Fourth Lateran Council, 1215

The Fifth Crusade was Pope Innocent III’s second attempt to organize and lead a Crusade. He had learned from the Fourth Crusade: the key lessons were not to lose control and to raise enough money. In 1215, the Pope hosted the Fourth Council to be held at the Lateran Palace in Rome, a general church council like the great old ones at Nicaea and Chalcedon (only without Alexandria or Constantinople). He had given participants a long time to plan their journeys, so the council was very well attended. The Catholic Encyclopedia notes the presence of 71 archbishops, 412 bishops, and 900 abbots!

The Council mostly dealt with theological issues like transubstantiation, which it affirmed as a necessary belief. (That’s the literal transformation of bread and wine into flesh and blood when the priest blesses it in the Mass.) The Council proclaimed no new religious orders; if anyone wanted to start a new thing, he had to choose from an existing template. There were other interesting details, like the establishment of a 12-month probation period for heretics, during which if they took no action to defend themselves, they were presumed to be admitting to heresy (and then the secular ruler was obliged to banish the person).  Or, in a very different vein, one canon required every bishop’s seat (cathedral) to establish a school.

The Council also cleaned up some political messes, excommunicating the Kings of both France and Germany much as the Council of Clermont had done in 1095, and again for marital disorder. That action had an impact on the upcoming Crusade, of course. It seems likely that royal lobbyists were quietly pointing out that evicting the two richest kings from Christendom’s good graces was a really bad way to launch an international project. But the Council was firm: divorce was not acceptable.

The Council also set up some rules looking forward to the next Crusade, which was being called by a separate Papal Bull. The Council stipulated that Jews and Muslims should wear a distinctive of dress, so they could be told apart visually. (Had it unnerved them to see how easily a Crusade could slaughter Catholics in Provence??) It also laid an arms — and even shipping — embargo on the Muslim lands, to prepare for war.

But the bull itself, called “Quia Maior” after its opening words, laid out a new vision of how Christendom could participate in the Crusade. In this vision, you could go on Crusade without leaving home. The whole church could become a Crusade machine, as it were. That’s because Pope Innocent III recognized that giving money to the Crusaders was as important as going personally on Crusade.

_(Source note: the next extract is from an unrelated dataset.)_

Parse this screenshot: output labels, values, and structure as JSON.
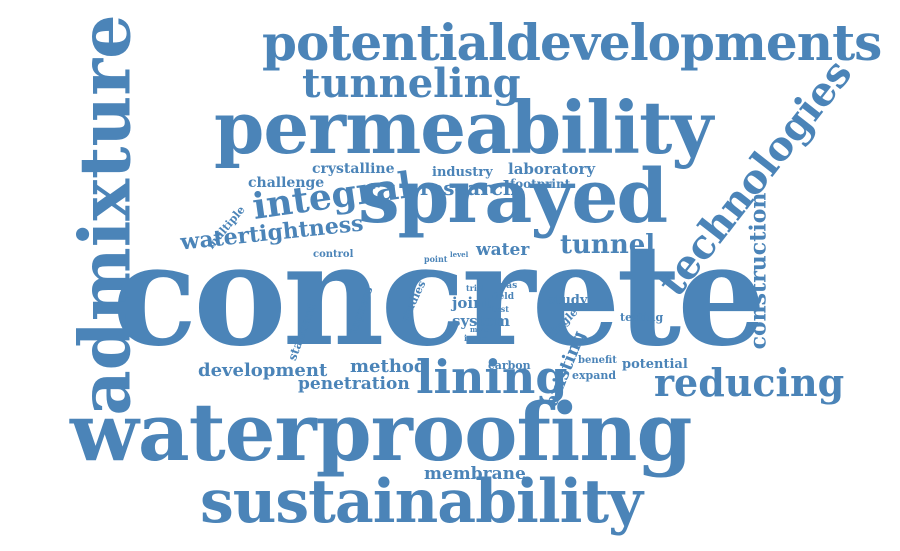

In the original vision, a penitent sinner showed his wish to be forgiven by going on pilgrimage to the Holy Land. It was a way of acting out repentance: you stop sinning, turn from that life, and take up another life. The only way to earn the forgiveness of sin was to act through the deeds of repentance, making and keeping a vow to go to a physical place where holiness dwelled. The Pope’s proclamations had merely stated that this particular act was a sufficient penance for any sin, however large. Logically, if a knight did not make a vow, or did not keep his vow, then he did not earn forgiveness, unless there was another means of penance offered.

But after the Fourth Crusade went so tragically off the rails for lack of funding, Pope Innocent III widened the meaning of participation. The penitential action that earned forgiveness now included any sort of help. You could go, or you could for example buy your poverty-stricken neighbor a horse, so he could go. You could donate cash to the expedition directly, to be used for whatever need. In fact, just as with charities today, that was the preferred option.

What Pope Innocent III did not realize is that he was setting up a new church custom: buying forgiveness. In later times when an indulgence could be bought, money didn’t need to be used for Crusades once it was in the church coffers. They say some cathedrals were funded mainly from “butter indulgences,” the purchase of regional forgiveness for eating butter during Lent’s long fast. (In places where olive and walnut oil were plentiful, they didn’t need butter.)

The Pope took an idealistic view of indulgences: he was permitting all men to participate and contribute, even if they could not fight or go. Even if they gave the widow’s mite, their priest could still assure them of forgiveness. The whole of Christendom was thus mobilized to be cleansed of sin while building up the church’s power. Innocent III died soon after the Lateran Council broke up, so he never saw the way his precedent worked out. It’s ironic that the same Pope could lead the Council to forbid monasteries from requiring entrance donations, while at the same time he set up the practice of buying forgiveness. These must have seemed very different to him.

Innocent’s death caused a scandal. He was laid out in state in Rome, wearing his robes and jewels. By the next day, when the future Archbishop of Acre came to receive his blessing, he found the Pope’s body stripped of all valuables and most fabric. The poor people of Rome had taken it upon themselves to make sure the Pope’s last act gifted wealth to them.